*) Pusi-Puisi Gratio Ignatius Sani Beribe

Nasihat Ibu I

: Air Mata Tuhan

Waktu itu laju bayu malam menjelma pilu

Kau dan aku bernaung dalam tempat paling sunyi

Yang sama-sama kita sebut bilik tersuci

 

Bersimpuh kita dalam segala doa dan permohanmu

Memohon selaksa berkat di dunia yang mengikis raga jadi debu

Dari Sosok yang menggantung kaku pada tiang salib

Tengadah raut merana wajahmu membisikan aksara yang penuh sirat

Tertuang tersurat dalam rebahan air mata di kedua sisi rupamu

 

Setelah barakhir alunan sukmamu memadahkan doa

Kau berbalik sambil mengusap wajahmu yang kuyub air mata

Lalu aku bertanya,

“Bu, apakah Tuhan juga menangis dan menyeka airmata-Nya sepertimu?”
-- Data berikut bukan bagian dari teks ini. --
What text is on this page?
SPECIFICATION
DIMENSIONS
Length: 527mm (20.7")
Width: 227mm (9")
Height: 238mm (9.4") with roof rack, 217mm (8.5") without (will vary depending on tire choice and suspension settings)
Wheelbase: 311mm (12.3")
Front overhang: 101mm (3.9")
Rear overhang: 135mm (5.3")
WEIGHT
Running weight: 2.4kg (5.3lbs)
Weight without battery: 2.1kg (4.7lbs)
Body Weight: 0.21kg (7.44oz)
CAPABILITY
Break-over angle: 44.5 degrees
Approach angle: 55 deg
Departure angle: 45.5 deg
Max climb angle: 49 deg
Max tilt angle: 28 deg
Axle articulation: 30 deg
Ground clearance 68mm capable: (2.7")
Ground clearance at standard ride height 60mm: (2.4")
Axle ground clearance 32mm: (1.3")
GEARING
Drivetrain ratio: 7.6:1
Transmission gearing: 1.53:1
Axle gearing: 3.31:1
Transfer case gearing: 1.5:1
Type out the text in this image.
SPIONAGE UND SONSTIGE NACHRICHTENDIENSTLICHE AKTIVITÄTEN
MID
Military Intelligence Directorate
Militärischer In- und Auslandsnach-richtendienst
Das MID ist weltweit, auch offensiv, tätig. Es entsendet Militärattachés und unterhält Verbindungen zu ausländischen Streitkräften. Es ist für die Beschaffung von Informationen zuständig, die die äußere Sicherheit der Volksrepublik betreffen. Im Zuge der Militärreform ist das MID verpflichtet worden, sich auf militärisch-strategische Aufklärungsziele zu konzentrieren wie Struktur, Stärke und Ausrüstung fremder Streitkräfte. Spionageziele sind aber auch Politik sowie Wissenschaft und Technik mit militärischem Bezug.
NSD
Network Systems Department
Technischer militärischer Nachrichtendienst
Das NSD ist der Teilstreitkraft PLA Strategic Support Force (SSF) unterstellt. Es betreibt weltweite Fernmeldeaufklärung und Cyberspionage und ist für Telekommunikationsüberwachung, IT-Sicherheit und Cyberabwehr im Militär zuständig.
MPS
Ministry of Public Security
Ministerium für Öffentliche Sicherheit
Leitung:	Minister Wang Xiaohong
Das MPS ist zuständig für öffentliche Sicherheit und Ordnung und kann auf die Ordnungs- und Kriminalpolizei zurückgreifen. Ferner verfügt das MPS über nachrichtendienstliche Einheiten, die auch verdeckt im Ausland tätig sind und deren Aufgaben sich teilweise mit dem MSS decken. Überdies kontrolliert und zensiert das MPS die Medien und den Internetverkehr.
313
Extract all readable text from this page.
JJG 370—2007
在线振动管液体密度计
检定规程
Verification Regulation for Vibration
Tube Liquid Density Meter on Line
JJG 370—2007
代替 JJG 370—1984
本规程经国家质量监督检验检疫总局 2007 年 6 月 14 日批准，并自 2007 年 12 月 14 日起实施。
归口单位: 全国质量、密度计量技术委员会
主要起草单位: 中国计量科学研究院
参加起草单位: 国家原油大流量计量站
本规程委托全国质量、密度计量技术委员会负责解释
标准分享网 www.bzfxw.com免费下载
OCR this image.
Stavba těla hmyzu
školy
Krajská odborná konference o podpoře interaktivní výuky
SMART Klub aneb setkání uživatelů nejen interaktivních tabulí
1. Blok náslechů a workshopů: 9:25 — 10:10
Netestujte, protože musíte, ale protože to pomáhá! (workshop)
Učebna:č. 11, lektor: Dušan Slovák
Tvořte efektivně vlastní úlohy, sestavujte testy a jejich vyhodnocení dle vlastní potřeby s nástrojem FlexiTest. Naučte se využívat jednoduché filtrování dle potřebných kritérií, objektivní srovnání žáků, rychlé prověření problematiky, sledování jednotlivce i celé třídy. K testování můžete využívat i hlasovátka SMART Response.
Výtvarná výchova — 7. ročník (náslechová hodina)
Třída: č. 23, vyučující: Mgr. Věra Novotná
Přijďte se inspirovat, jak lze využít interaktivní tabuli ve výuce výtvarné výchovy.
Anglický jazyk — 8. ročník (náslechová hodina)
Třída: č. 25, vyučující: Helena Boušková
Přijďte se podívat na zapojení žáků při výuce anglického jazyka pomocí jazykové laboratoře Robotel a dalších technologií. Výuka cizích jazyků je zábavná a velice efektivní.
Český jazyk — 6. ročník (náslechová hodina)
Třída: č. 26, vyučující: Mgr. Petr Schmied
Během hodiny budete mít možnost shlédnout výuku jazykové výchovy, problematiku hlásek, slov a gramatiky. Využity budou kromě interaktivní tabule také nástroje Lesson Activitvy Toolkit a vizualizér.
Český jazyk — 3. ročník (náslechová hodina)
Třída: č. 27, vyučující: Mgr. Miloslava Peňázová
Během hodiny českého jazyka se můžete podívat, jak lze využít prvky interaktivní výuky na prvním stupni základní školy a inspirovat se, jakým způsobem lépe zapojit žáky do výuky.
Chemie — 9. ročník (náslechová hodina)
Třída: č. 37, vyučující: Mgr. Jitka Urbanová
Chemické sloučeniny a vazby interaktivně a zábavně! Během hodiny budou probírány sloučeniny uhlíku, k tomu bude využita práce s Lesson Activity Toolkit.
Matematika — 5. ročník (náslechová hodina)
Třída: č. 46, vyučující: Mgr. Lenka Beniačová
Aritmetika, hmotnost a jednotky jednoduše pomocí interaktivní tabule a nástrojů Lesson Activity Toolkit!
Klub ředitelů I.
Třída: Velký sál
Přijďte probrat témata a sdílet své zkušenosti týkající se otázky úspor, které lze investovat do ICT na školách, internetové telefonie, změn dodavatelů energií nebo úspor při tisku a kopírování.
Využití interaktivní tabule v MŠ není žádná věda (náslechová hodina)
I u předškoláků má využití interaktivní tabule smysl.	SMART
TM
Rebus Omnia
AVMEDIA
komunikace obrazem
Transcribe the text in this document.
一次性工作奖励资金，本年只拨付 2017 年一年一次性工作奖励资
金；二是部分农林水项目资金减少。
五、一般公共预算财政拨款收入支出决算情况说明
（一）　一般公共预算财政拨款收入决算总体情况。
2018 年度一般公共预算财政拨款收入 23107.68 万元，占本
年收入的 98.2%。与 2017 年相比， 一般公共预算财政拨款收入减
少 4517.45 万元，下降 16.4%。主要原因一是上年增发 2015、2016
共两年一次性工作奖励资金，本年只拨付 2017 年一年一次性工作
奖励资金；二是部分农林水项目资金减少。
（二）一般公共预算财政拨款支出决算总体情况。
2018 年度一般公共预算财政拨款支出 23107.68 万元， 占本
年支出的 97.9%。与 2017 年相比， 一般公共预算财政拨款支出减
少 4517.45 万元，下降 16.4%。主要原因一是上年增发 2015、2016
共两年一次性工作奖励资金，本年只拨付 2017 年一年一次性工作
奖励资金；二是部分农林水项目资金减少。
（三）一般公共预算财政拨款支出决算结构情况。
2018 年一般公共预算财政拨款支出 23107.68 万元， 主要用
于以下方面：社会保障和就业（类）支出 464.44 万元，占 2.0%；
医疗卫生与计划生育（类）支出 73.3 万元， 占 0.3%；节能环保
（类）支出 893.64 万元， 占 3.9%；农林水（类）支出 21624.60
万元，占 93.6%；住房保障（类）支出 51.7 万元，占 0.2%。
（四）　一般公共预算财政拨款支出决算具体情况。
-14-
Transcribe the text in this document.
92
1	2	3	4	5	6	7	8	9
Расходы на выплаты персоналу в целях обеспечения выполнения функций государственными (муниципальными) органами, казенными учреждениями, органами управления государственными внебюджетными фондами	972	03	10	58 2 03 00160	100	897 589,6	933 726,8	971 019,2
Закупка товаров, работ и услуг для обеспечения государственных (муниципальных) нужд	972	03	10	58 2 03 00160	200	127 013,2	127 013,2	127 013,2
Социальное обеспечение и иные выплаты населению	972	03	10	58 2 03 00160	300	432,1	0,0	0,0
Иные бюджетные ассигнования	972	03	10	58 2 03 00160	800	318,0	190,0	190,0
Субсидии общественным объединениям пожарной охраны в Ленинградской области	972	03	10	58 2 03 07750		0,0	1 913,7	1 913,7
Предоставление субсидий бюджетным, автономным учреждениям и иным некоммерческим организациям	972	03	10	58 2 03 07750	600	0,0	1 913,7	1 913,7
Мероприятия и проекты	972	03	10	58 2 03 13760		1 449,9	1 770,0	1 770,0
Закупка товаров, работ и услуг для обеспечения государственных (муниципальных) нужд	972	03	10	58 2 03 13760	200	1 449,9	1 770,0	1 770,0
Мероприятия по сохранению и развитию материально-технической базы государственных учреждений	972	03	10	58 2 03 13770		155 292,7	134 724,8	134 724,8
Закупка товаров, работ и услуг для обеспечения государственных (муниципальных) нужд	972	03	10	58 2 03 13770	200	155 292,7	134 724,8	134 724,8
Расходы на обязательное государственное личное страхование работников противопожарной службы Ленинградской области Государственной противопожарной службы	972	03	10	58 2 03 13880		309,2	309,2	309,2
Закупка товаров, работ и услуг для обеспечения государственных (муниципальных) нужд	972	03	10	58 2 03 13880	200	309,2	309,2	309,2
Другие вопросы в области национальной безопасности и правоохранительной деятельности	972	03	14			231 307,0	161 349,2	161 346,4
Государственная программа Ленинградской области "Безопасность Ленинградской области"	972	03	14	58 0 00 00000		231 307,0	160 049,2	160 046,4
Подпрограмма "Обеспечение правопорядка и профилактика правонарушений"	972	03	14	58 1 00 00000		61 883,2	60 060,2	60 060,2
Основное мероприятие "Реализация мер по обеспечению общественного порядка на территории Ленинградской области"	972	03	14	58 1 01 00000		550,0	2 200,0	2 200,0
“Tidak nak, Tuhan tidak pernah menangis. Sebab Ia hanya milik orang yang berbahagia”

Malang, Maret 2020

Nasihat Ibu II

: Kopi Pahit

Hari ini

Aku gagal lagi

Untuk memecahkan rahasia dalam sudut-sudut trigonometri

Yang dikelabuhi oleh sakit lambung pada tubuh ini

Karena pekat kafein rasa kopi yang kuteguk dengan lahap malam tadi

 

Kau lalu mengingatkanku:

Jika ingin tetap terjaga saat malam hari

Secangkir kopi pahit merupakan teman terbaik untuk menjejal sepi

 

“Kenapa harus kopi pahit?”

“Karena dengan menyeduh kopi tanpa gula nak,

adalah cara terbaik engkau untuk mengenal dunia”

Malang, Maret 2020

Nasihat Ibu III

: Keindahan Rupa

Ibu,

Anakmu ini sedang  patah hati

Dikalahkan rekayasa dunia yang kupikir realitas

Bahwa hanya ada suka pada babak hidup remaja

 

Ternyata begitu sakit Bu,

Ketika cinta yang pertama kali kurasakan

Hanya berbalas dengan sebuah kata penolakan

Yang membuat relung hati ini disayat sembilu bermata pilu

 

Ibu lalu datang mendekat

Sambil megusap helaian rambut kritingku

Dia berkata,

”Nak, Tuhan kadang kala suka bercanda

Ia sengaja membuatmu terluka untuk sesuatu yang lebih indah di depan sana.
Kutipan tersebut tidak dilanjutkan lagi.